Of course, you can find ready-made Kubernetes templates online by Prometheus, also one of the hip cloud-ready apps that launches a complete monitoring, alerting, and trending (MAT) cluster in a matter of seconds [7]. The Rook developers, in turn, offer matching pods that wire the Rook Ceph to the Prometheus container. Detailed instructions can be found on the Rook website [8].

Ultimately, what you get is a complete MAT solution, including colorful dashboards in Grafana (Figure 4) that tell you how your Ceph cluster is getting on in real time.

Prometheus and Grafana are a practical team that allows you to monitor a Ceph cluster.
Figure 4: Prometheus and Grafana are a practical team that allows you to monitor a Ceph cluster.

Looking to the Future

By the way, Rook is not designed to work exclusively with Ceph, even if you might have gained this impression in the course of reading this article. Instead, the developers have big plans: CockroachDB [9], for example, is a redundant, high-performance SQL database that is also on the Rook to-do list, as is Minio [10], a kind of competitor to Ceph. Be warned against building production systems with these storage solutions, though. Both drivers are still in the full sway of development. Like Rook itself, Ceph is also tagged beta. However, the combination of Ceph and Rook is by far the most widespread, so large-scale teething pain is not to be expected.

By the way, Rook is backed by Upbound [11], a cloud-native Kubernetes provider. Although the list of maintainers does not contain many well-known names, a Red Hat employee is listed in addition to two people from Upbound, so you probably don't have to worry about the future of the project.

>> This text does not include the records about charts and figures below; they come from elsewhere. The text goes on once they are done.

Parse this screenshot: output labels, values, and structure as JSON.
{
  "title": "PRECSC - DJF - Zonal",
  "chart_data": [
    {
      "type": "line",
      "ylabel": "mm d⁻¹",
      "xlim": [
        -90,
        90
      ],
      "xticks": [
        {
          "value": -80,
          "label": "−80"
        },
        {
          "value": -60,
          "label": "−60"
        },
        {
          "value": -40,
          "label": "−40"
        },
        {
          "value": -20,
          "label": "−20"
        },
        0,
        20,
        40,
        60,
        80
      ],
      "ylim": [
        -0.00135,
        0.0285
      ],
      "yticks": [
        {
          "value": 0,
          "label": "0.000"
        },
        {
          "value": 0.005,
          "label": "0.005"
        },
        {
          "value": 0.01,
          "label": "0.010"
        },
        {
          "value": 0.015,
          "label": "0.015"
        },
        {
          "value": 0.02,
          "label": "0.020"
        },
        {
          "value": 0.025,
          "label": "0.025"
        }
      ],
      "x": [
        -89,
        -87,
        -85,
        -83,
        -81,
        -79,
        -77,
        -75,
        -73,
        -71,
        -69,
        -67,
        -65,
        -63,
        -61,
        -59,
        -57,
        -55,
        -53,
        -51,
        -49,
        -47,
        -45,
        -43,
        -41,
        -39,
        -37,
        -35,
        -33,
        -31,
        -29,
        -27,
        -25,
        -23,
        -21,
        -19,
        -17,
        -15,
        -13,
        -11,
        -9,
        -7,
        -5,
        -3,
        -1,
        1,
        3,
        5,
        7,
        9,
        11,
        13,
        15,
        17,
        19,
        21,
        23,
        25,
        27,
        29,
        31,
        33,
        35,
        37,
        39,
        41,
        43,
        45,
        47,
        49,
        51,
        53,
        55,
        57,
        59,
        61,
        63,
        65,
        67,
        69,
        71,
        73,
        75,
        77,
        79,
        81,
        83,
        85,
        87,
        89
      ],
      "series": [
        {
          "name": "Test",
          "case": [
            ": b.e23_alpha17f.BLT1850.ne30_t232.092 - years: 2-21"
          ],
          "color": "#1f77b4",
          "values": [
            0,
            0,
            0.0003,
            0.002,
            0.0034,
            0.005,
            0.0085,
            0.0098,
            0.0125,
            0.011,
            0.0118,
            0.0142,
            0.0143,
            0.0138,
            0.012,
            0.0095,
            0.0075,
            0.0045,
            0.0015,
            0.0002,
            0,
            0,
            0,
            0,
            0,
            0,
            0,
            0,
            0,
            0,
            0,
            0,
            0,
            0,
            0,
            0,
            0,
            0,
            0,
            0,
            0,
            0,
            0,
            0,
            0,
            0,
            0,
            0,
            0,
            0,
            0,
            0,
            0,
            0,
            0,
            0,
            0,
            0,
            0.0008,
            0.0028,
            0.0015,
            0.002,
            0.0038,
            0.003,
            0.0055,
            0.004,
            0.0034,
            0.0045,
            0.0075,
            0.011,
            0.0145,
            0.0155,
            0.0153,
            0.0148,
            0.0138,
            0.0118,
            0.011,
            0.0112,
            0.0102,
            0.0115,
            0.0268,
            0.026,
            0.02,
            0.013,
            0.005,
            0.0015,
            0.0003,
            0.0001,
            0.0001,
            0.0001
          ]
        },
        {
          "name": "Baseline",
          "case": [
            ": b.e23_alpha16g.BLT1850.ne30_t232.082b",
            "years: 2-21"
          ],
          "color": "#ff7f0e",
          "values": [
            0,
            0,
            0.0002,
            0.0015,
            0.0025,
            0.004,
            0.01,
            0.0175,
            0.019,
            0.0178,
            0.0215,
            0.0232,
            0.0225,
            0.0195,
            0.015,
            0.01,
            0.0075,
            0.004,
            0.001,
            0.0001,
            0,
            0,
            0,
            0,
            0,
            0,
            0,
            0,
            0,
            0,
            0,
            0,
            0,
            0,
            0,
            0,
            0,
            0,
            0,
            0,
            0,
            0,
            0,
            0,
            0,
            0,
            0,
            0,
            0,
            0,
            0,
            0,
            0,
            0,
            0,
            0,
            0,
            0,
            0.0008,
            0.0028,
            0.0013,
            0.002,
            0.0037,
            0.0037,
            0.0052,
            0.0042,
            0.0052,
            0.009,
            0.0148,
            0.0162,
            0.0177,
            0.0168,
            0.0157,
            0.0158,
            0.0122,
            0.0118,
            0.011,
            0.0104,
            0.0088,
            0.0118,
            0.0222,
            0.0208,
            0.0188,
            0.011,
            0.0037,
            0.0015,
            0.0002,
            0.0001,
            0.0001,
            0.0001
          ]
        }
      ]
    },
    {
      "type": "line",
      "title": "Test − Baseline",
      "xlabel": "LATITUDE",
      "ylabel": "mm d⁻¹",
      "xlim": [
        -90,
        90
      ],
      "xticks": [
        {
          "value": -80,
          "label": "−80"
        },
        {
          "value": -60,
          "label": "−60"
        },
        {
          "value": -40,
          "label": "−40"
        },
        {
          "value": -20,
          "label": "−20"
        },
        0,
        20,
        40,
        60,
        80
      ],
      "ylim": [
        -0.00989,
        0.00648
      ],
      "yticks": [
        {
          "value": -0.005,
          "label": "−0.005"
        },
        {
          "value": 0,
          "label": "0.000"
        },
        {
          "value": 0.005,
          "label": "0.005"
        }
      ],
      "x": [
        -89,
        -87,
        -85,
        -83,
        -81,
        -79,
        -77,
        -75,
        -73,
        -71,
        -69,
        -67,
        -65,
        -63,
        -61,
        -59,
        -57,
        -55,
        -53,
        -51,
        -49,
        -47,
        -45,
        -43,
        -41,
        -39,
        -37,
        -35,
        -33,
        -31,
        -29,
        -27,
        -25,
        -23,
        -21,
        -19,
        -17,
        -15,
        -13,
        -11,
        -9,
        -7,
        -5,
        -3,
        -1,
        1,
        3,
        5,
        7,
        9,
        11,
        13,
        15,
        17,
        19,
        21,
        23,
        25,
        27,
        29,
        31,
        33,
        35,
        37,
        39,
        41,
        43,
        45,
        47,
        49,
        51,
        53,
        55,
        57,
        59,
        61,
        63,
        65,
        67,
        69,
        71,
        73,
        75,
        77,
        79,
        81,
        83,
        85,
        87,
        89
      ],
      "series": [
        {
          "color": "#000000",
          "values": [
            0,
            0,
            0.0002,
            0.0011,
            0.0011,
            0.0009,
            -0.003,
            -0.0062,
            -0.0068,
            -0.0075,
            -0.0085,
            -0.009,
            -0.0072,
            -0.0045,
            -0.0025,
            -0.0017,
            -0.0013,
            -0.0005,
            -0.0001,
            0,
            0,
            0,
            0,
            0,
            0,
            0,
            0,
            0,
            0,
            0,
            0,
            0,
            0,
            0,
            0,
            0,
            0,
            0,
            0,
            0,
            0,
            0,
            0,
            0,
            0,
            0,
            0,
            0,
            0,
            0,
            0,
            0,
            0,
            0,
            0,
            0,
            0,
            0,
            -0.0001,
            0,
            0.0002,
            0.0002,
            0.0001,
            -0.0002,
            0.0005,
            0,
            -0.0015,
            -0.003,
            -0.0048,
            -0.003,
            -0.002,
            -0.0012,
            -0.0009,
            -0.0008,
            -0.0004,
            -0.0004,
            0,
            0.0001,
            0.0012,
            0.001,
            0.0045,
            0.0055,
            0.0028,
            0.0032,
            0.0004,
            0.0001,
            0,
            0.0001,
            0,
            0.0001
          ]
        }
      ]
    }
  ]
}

Of course, Red Hat itself is interested in creating the best possible connection between Kubernetes and Ceph, because Ceph is also marketed commercially as a replacement for conventional storage. Rook very conveniently came along as free software under the terms of Apache license v2.0.

Conclusions

The idea behind Rook is not particularly revolutionary. Packing Ceph, the storage solution that has been tried and tested for years, into containers and then rolling them out to Kubernetes is an obvious choice. However, the way Rook tackles the problem is impressive, because the solution for a supposedly trivial task involved a huge amount of brain power, development, and quality assurance. The Rook people are quite aware that they are dealing with 21st century gold (i.e., data), and they deal with it very carefully.

Given that Rook is still officially beta, it works excellently. If you want to mate up Kubernetes and Ceph, you will definitely want to take a look at Rook. To date, it is the best solution for this problem.

Rook keeps the promise of redundant storage for cloud-native apps. A Rook volume is no different from a typical Kubernetes volume in terms of the inside view. In the background, however, Rook ensures that replication and redundancy are handled by Ceph. In doing so, Rook solves the dilemma that neither the container environment, the developers, nor the customers cared to tackle – redundant storage.